Promising Results for TLR4 Antagonist Therapy Combined with EVT for Ischemic Stroke

According to a recent presentation at the International Stroke Conference 2023, administering ApTOLL, a TLR4 antagonist, along with endovascular therapy (EVT) in individuals diagnosed with ischmemic stroke is safe and was associated with reduced mortality and disability in a clinical study. After 72 hours post-stroke, individuals assigned to take the highest dose of ApTOLL experienced significant reductions in both the estimated volume of damaged brain tissue (-29.31 mL, 90% CI -49.28 to -9.34) and National Institutes of Health Stroke Scale (NIHSS) scores (–3.94; 90% CI, –6.86 to –1.02). After 90 days, those who had received the higher dose of ApTOLL had a lower death rate when compared with those taking the placebo (5% vs 17%, respectively) and had reduced brain edema and hemorrhagic transformation as well as reduced disability according to modified Rankin Scale scores (mRS shift: common OR: 0.41, 90% CI 0.20--0.85).

The APRIL phase 1b/2a trial (NCT04734548,) was a prospective, multicenter, double-blind, randomized, placebo-controlled trial which enrolled 151 adults In France and Spain, aged 18 to 90, with confirmed large vessel occlusion who were candidates for reperfusion therapy. In phase 1b, 32 participants were assigned to 4 different doses of ApTOLL from which 2 optimal doses were selected based on safety criteria to be used in phase 2a. In phase 2a, 119 participants were randomly assigned to receive either 0.05 mg/kg of ApTOLL, 0.2 mg/kg of ApTOLL, or placebo within 6 hours of onset of stroke along with standard EVT and iv-tPA, if indicated.
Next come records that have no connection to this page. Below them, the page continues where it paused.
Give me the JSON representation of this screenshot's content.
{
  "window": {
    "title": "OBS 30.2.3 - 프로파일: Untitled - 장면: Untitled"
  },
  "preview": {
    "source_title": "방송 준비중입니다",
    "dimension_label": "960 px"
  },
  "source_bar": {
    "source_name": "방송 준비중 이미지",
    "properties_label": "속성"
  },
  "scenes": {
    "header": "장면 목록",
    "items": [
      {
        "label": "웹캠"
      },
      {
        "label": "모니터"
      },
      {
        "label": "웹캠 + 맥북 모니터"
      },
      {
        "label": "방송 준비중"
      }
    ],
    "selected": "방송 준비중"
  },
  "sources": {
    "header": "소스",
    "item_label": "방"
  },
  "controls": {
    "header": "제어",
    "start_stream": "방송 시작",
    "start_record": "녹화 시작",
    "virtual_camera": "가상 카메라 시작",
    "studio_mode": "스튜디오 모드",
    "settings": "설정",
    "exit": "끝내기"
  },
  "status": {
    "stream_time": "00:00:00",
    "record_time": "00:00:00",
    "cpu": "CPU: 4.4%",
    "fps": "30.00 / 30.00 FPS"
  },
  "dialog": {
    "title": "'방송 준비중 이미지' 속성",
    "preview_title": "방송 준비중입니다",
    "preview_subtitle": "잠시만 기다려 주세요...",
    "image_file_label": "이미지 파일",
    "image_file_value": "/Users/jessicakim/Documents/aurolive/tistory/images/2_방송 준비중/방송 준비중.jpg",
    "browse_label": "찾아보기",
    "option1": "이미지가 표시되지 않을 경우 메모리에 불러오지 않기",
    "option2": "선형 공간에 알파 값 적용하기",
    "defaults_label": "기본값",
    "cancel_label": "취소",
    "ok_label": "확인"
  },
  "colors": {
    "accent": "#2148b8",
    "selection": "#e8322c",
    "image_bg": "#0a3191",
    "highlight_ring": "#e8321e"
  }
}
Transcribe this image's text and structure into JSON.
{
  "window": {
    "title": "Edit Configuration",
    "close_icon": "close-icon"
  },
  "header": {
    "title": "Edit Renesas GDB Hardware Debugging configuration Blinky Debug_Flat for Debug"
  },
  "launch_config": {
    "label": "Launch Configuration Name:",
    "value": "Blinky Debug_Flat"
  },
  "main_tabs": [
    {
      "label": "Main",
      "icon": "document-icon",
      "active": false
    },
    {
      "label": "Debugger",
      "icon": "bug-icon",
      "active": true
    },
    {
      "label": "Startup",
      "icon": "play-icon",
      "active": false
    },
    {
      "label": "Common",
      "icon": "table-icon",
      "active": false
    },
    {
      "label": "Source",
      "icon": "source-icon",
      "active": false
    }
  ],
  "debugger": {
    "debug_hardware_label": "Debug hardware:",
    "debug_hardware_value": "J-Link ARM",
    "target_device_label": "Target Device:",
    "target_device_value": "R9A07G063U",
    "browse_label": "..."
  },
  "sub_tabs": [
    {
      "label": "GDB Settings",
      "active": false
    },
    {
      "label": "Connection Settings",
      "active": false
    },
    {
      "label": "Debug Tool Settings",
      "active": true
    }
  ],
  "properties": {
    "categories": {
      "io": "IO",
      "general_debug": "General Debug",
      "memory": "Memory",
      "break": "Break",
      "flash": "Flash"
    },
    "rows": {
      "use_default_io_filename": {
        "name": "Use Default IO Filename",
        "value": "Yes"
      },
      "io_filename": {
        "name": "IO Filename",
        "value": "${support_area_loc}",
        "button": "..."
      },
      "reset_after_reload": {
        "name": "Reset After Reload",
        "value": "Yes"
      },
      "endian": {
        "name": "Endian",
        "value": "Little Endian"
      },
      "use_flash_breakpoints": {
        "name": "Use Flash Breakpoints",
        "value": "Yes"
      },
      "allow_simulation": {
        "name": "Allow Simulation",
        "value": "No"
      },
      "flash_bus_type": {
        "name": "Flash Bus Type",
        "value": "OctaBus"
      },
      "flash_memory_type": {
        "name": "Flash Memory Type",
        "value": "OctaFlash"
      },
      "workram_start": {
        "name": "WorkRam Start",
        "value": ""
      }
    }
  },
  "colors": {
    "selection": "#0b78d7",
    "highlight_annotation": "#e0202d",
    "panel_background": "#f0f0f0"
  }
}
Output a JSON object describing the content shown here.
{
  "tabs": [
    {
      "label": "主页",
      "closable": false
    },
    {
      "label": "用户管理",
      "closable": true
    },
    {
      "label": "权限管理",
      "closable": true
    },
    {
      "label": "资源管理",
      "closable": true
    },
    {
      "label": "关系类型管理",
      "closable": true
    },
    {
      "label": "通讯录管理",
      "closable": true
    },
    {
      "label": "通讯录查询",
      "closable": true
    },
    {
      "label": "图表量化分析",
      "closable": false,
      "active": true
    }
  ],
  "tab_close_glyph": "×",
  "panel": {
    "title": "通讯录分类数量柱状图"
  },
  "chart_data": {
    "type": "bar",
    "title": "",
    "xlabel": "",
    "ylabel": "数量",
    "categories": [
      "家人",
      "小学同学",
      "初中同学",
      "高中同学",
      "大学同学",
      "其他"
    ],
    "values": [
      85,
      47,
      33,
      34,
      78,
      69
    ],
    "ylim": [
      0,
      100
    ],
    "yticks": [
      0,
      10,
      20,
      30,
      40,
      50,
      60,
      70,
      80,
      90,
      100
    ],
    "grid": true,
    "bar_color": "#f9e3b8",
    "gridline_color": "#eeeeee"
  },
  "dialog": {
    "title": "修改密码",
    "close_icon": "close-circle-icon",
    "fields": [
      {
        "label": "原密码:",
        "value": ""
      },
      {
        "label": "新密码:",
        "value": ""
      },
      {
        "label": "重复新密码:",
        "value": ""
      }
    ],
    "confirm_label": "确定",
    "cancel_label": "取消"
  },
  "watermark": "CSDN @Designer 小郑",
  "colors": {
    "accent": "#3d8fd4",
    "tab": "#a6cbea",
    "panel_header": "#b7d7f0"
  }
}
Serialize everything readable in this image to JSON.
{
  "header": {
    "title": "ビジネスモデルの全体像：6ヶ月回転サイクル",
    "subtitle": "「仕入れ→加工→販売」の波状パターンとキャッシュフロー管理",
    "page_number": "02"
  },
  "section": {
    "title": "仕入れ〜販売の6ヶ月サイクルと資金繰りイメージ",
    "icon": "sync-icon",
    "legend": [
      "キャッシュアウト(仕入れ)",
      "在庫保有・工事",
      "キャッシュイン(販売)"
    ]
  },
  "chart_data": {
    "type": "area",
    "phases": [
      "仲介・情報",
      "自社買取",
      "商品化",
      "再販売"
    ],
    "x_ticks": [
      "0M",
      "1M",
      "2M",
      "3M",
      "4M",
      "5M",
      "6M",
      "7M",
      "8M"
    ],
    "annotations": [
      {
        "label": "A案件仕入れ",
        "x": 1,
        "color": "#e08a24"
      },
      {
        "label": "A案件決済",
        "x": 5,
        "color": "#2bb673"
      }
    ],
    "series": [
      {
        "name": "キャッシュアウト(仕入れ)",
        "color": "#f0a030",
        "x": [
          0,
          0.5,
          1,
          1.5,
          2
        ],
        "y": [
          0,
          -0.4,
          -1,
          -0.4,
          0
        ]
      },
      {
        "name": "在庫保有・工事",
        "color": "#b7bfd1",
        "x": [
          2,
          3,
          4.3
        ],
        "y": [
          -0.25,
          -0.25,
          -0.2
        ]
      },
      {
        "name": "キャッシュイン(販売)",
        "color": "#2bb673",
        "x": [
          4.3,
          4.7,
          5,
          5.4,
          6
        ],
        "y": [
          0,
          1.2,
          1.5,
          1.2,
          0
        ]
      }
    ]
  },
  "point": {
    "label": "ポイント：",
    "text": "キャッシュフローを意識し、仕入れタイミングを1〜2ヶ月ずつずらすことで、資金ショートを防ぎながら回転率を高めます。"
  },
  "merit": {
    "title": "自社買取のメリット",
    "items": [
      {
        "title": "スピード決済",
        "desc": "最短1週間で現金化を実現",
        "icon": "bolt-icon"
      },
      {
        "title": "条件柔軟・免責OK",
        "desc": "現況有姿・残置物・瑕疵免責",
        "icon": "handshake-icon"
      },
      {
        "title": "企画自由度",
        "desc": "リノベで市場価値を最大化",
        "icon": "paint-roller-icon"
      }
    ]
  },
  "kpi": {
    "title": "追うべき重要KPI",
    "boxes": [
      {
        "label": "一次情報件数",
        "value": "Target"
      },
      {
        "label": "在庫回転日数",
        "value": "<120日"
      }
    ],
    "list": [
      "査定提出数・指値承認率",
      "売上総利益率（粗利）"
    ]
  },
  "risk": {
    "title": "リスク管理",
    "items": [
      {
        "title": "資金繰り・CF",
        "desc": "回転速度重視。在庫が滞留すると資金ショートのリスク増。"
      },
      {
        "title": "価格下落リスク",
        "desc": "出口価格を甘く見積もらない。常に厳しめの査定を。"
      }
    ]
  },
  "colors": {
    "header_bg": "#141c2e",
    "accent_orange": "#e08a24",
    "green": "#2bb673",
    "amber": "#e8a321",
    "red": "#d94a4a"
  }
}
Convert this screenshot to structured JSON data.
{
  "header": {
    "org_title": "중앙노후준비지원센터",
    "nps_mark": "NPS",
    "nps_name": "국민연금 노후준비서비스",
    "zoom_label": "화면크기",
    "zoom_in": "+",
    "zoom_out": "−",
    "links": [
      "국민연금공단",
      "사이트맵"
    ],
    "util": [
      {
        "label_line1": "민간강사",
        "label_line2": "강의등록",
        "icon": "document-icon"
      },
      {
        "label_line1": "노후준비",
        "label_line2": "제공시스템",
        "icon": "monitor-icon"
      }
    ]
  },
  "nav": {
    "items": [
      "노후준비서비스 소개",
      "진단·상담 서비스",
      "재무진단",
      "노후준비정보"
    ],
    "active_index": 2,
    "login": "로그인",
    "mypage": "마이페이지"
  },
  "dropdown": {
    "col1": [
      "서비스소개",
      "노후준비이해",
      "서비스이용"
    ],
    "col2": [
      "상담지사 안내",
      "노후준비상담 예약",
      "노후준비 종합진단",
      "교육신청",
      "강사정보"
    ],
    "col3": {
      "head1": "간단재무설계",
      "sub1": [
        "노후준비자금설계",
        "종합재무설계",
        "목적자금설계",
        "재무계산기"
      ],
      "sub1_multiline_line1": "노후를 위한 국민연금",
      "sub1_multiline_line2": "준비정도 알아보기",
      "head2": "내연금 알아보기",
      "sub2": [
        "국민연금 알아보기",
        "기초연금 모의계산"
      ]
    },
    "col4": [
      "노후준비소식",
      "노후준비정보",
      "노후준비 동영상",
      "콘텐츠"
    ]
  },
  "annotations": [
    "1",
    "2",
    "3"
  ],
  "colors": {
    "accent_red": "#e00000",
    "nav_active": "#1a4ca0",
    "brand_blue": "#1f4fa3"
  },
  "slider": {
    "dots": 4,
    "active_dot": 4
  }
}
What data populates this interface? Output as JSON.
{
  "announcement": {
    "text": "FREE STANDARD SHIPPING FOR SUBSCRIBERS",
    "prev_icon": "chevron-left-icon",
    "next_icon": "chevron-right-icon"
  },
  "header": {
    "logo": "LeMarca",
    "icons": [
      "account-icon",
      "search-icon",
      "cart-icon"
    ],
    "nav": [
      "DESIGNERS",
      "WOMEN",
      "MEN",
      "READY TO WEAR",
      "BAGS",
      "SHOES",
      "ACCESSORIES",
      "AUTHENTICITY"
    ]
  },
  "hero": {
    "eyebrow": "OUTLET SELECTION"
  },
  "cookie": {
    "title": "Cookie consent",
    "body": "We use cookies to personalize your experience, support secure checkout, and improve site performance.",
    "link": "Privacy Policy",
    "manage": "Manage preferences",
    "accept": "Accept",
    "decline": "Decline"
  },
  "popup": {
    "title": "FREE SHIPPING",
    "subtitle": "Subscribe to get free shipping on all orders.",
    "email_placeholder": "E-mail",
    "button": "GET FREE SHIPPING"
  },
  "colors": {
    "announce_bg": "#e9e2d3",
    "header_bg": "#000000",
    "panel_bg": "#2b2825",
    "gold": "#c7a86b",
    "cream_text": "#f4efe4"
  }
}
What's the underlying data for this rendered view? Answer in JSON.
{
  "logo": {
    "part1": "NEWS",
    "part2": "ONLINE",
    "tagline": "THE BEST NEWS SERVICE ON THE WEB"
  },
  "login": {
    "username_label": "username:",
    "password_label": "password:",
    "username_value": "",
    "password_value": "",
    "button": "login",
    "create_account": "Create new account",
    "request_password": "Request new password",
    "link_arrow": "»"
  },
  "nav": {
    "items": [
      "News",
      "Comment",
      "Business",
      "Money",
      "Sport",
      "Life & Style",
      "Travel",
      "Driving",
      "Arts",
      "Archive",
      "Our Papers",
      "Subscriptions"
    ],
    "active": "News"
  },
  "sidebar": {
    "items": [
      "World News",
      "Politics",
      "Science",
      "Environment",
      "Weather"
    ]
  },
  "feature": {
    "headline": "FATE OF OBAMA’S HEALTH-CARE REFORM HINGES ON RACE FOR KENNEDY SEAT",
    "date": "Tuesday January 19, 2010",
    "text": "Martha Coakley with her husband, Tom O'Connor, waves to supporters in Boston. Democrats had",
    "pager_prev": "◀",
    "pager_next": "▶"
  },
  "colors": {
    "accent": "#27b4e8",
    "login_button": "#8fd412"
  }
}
“The results are promising because for the first time a medicine studied as a neuroprotectant demonstrated not only a biological benefit by reducing the volume of damaged brain tissue, but also a reduction in long term disability and risk of death,” stated study senior author Marc Ribó, M.D., interventional neurologist at Hospital Vall d’Hebron in Barcelona, Spain.

ApTOLL is a novel TLR4 antagonist currently being studied for use in a number of diseases where the inflammatory response is involved, including myocardial infarction and ischemic stroke.